Portland is not what you think! It is like when I went to Hawai’i one year. There was a volcano erupting. Everybody was freaking out that I was going. 1) volcanoes have been erupting in Hawai’i for millions of years. 2) I wanted to see the volcano erupting and the lava flow. It took an easy three mile hike and then a treacherous two mile hike to get there so I could play with the lava. I wasn’t planning on playing with lava here in Portland.

There are a lot of similarities, though, between Portland and that time in Hawai’i. The Big Island lost big money in revenue from tourists that were afraid to go. Portland is the same, with hotels now below the average of Hawai’i which has the two week lock down upon arrival.

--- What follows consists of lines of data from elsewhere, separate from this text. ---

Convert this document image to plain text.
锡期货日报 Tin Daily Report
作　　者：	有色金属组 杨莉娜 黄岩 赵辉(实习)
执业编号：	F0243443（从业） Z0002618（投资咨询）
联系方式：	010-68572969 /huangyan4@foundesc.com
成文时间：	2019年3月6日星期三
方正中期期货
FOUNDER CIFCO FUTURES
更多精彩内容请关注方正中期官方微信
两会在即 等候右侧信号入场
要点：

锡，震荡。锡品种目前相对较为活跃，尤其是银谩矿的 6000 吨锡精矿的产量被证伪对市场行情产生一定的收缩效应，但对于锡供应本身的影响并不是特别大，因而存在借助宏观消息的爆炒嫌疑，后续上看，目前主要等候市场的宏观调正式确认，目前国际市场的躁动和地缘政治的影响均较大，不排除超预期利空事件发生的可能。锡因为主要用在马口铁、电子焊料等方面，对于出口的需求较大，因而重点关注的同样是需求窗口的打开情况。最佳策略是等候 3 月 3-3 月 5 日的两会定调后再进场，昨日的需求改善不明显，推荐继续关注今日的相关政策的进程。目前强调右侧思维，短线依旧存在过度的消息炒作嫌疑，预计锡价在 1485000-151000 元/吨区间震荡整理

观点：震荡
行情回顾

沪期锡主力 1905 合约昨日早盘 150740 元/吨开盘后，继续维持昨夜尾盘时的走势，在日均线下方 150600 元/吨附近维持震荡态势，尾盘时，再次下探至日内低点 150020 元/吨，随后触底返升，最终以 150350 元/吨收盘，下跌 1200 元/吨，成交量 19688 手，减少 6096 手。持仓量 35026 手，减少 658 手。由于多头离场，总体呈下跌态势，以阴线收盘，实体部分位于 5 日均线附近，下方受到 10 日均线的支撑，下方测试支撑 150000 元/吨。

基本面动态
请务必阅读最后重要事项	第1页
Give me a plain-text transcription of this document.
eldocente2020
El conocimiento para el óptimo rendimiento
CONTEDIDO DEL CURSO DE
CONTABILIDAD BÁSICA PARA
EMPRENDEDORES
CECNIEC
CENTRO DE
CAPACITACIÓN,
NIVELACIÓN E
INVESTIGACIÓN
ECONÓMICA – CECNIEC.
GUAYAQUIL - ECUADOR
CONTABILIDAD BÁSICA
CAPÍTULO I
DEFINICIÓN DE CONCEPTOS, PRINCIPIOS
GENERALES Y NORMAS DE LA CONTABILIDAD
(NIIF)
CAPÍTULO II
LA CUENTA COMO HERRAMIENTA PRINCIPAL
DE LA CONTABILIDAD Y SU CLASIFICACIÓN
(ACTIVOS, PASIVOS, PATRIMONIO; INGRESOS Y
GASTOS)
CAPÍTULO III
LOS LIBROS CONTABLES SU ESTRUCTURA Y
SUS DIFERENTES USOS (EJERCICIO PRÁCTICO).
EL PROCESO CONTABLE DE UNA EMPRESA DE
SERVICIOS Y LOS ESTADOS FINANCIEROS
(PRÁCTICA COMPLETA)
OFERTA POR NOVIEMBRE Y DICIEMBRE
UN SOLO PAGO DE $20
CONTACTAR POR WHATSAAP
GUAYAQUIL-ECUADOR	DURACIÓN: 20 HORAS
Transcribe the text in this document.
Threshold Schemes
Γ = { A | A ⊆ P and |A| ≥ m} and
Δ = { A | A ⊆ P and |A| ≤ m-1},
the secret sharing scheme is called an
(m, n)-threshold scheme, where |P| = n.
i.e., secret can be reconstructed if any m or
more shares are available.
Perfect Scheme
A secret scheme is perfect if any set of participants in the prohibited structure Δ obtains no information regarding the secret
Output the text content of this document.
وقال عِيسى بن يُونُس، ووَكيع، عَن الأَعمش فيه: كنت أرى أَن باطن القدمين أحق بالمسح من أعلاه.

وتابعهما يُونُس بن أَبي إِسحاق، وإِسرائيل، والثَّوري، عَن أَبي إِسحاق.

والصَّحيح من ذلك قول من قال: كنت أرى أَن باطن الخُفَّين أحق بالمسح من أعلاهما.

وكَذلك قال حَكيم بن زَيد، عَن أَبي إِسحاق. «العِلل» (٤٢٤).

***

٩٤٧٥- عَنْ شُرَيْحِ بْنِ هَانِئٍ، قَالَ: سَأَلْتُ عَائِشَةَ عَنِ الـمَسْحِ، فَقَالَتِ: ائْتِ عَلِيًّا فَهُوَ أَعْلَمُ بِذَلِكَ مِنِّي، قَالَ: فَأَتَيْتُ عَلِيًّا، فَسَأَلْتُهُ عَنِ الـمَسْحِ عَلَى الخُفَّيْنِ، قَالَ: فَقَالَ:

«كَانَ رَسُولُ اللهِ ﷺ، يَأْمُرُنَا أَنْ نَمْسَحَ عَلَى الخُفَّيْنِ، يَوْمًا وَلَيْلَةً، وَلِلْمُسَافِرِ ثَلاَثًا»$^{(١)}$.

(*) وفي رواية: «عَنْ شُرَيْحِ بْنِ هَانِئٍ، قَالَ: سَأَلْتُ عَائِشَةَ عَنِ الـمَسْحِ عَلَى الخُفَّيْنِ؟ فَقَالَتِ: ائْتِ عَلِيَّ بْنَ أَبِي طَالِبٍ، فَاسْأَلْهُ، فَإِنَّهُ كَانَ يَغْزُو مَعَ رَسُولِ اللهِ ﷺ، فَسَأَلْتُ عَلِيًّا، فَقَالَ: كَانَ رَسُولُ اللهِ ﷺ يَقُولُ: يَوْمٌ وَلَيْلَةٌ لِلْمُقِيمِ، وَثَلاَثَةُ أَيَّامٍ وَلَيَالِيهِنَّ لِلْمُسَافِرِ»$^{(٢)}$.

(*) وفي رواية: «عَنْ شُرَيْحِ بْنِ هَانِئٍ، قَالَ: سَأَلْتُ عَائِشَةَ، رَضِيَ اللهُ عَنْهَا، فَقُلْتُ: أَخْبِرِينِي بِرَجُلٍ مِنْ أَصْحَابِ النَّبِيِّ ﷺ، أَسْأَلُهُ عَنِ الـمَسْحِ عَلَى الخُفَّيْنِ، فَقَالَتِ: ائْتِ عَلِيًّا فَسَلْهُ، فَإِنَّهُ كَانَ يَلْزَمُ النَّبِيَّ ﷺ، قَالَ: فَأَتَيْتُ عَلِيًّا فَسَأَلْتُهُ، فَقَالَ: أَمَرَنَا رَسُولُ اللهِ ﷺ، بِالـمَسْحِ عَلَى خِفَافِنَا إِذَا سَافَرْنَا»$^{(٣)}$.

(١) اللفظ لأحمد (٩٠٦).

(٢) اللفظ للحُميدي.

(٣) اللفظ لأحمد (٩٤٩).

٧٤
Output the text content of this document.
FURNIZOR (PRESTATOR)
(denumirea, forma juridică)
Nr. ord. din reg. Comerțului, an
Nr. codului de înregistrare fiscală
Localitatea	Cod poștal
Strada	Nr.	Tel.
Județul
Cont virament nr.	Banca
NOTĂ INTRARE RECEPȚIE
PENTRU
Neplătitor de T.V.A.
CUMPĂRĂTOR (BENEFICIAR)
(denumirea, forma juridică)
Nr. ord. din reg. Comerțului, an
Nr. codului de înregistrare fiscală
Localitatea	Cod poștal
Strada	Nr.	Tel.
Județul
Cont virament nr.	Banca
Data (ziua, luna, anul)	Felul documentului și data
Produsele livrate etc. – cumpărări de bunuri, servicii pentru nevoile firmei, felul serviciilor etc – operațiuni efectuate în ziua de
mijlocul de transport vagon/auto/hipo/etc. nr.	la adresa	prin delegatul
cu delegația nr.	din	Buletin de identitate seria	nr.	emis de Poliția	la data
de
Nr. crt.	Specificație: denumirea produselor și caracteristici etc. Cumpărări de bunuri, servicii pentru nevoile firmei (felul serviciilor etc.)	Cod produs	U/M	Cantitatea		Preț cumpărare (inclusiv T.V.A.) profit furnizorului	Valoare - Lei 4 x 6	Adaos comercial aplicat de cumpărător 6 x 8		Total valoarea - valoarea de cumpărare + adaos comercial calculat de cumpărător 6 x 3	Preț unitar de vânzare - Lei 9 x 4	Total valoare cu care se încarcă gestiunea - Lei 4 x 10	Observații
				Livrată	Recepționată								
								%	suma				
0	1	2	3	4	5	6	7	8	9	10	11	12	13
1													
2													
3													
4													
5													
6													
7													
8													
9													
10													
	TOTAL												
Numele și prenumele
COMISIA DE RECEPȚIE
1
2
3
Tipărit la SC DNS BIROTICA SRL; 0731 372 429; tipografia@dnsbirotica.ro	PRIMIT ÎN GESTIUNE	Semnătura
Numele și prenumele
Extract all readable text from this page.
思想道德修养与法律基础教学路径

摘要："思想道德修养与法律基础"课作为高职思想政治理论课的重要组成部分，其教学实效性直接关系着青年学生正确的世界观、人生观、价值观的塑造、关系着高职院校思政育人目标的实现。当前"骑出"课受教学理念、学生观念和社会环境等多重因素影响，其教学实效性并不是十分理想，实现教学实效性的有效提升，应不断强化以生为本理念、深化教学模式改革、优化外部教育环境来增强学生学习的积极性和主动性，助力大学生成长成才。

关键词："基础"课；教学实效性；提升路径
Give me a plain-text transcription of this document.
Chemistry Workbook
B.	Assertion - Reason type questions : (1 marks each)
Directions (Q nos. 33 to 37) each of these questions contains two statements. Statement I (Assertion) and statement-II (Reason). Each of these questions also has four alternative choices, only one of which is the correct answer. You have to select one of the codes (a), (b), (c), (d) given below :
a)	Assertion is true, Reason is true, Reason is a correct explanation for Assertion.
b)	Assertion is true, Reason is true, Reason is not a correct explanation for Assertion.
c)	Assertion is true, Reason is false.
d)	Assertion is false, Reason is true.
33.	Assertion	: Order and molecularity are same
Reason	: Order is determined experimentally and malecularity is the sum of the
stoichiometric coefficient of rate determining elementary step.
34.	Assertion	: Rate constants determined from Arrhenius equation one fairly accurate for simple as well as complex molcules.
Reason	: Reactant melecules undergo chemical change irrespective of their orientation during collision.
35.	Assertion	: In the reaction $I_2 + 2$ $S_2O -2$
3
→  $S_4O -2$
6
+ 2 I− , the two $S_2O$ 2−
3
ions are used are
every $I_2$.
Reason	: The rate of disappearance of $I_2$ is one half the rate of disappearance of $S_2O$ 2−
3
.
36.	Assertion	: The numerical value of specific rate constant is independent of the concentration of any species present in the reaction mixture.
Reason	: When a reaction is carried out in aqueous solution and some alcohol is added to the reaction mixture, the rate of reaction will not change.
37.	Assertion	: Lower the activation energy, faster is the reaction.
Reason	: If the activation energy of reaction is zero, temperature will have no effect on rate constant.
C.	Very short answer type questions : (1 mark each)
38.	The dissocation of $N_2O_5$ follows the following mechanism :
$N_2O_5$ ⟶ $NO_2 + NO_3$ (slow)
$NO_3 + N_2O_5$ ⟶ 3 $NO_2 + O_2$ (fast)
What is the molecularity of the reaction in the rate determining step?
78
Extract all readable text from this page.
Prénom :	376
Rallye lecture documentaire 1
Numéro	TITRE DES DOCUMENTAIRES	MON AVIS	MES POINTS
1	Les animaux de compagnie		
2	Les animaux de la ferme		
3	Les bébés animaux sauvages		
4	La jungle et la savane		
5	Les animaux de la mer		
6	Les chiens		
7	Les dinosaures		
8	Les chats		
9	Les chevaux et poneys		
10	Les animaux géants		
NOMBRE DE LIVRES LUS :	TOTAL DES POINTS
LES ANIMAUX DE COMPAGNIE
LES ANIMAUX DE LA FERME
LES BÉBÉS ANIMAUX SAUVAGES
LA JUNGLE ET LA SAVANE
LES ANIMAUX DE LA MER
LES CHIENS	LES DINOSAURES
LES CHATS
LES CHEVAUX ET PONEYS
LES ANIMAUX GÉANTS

I wasn’t sure about the whole thing, everybody writing to me was freaking me out, so I called a friend who lives in Portland to get the real situation. Lance explained it was only downtown, and only at night. As long as you stay out of there, you are fine. Like I said: I wasn’t planning on playing with lava here, so I heeded his advice. It’s a shame, though. I heard from a lot of people that downtown Portland was beautiful.

I’m an equal opportunity adventurer, hiker and explorer. As much as I love the hikes through mountains and national parks, I equally love driving through and hiking through cities. Just the drive through Portland was exciting for me. I love the bridges and highways, the overpasses and rivers. How the engineers layer the highways on top of each other to create the ramps and underpasses. Portland’s highways are more twisty than any other city I’ve been through. I kind of like that. Going across one bridge, I saw a floating pier jutting out into the river and people swimming and jumping off of it.

Portland is small as far as cities go I think. I’m staying southwest, in Tigard, and I can make the drive to the Northeast Portland in 20 minutes, though I swear it’s as much highway as a drive twice as much longer. Of course, it took me 40 minutes because I went at the wrong time and hit traffic. My GPS did pull me off the highway and I am pretty sure I was driving in downtown.

Coffee first, coffee always. Extracto Coffee Roasters. Not too bad. Not too bad at all. Portland is known for, among other things, it’s coffee, craft beers, and there are more universities than I can count. I also heard through conversations that it also has the most strip clubs per area than any other city. It is also known as human trafficking capital, so women have to be especially careful. No strip clubs though, just coffee.

Portland is also where I had my new batch of Kona sent. Yes, I am having my coffee supply sent to various addresses around the country. Will ten pounds be enough to make it back to Philly or will I be bothering someone else along my route? Will I need the coffee to bribe my way into Canada? Eh, it’s tough being me sometimes.

Tigard, where I am staying and also where I had my coffee sent, is home to a friend of mine. Lance owns Excel Orthodontic Lab. He is also the person that was voted in to replace me as president. He’ll do very well I think. I took the association as far as I could take it. He’ll be launching the AOLP v2.0 so I’m here helping out with that. I might even get paid? I’m helping to create content. I ran a zoom meeting/interview an it was fun being a journalist again. Now, however, I need to transcribe an hour long meeting.

I’ve been staying close to the city because of work and someone I met suggested the Grotto. It’s a place of sanctuary in northeast Portland, officially “The Grotto, the National Sanctuary of Our Sorrowful Mother, is Roman Catholic ministry of the Order of Friar Servants of Mary.” It’s an amazing, quiet place. Peaceful and serene. The city outside seems to disappear.

The ground level holds a huge open air church. There are services regularly. Then, you take an elevator about 10 stories up to the grotto and sanctuary. One of the first places you go is the sanctuary house. You walk into reverie. It holds one of 12 official bronze statues, replicas, of Michelangelo’s Pieta,

Writer’s/Awful Photographer’s note: All pictures are mine. And good photos are completely by accident. For this column, I stole an image of Pieta from the internet because I could not do it justice.

Circles while I as reading the description of the Pieta. Pieta is an Italian word for pity, sorrow or compassion. It can also signify an act of mercy. Mercy seems to crop up a lot wherever I go. See my original post, Deeper into Aloha.

The Grotto is a beautiful place. Like the Temple grounds in Salt Lake City, there is just an unpressured welcoming. There is a walking path, with very few people on it due to the times, that takes you through an amazing landscape with plenty of benches to just sit and reflect. The one picture below was a shrine donated on behalf of the patron saint of the Poles. I’ll screw up the name because I don’t have the brochure in front of me. The Sisters of Chestehova? Like St. Mary’s back in SW Philly.

But I think the people who wrote about the Grotto put it best, so very apt at this time especially with what is going on in Portland and across the United States:

On May 29, 1924, three thousand people gathered for the first Mass and dedication of the Sanctuary of Our Sorrowful Mother. At the blessing, Archbishop Alexander Christie offered this prayer:

“Let this be a sanctuary of peace for all peoples of the earth and surely in this day a sanctuary is needed. Torn with differences, strife, and grief, the world needs sanctuary where the human spirit can seek peace and consolation.”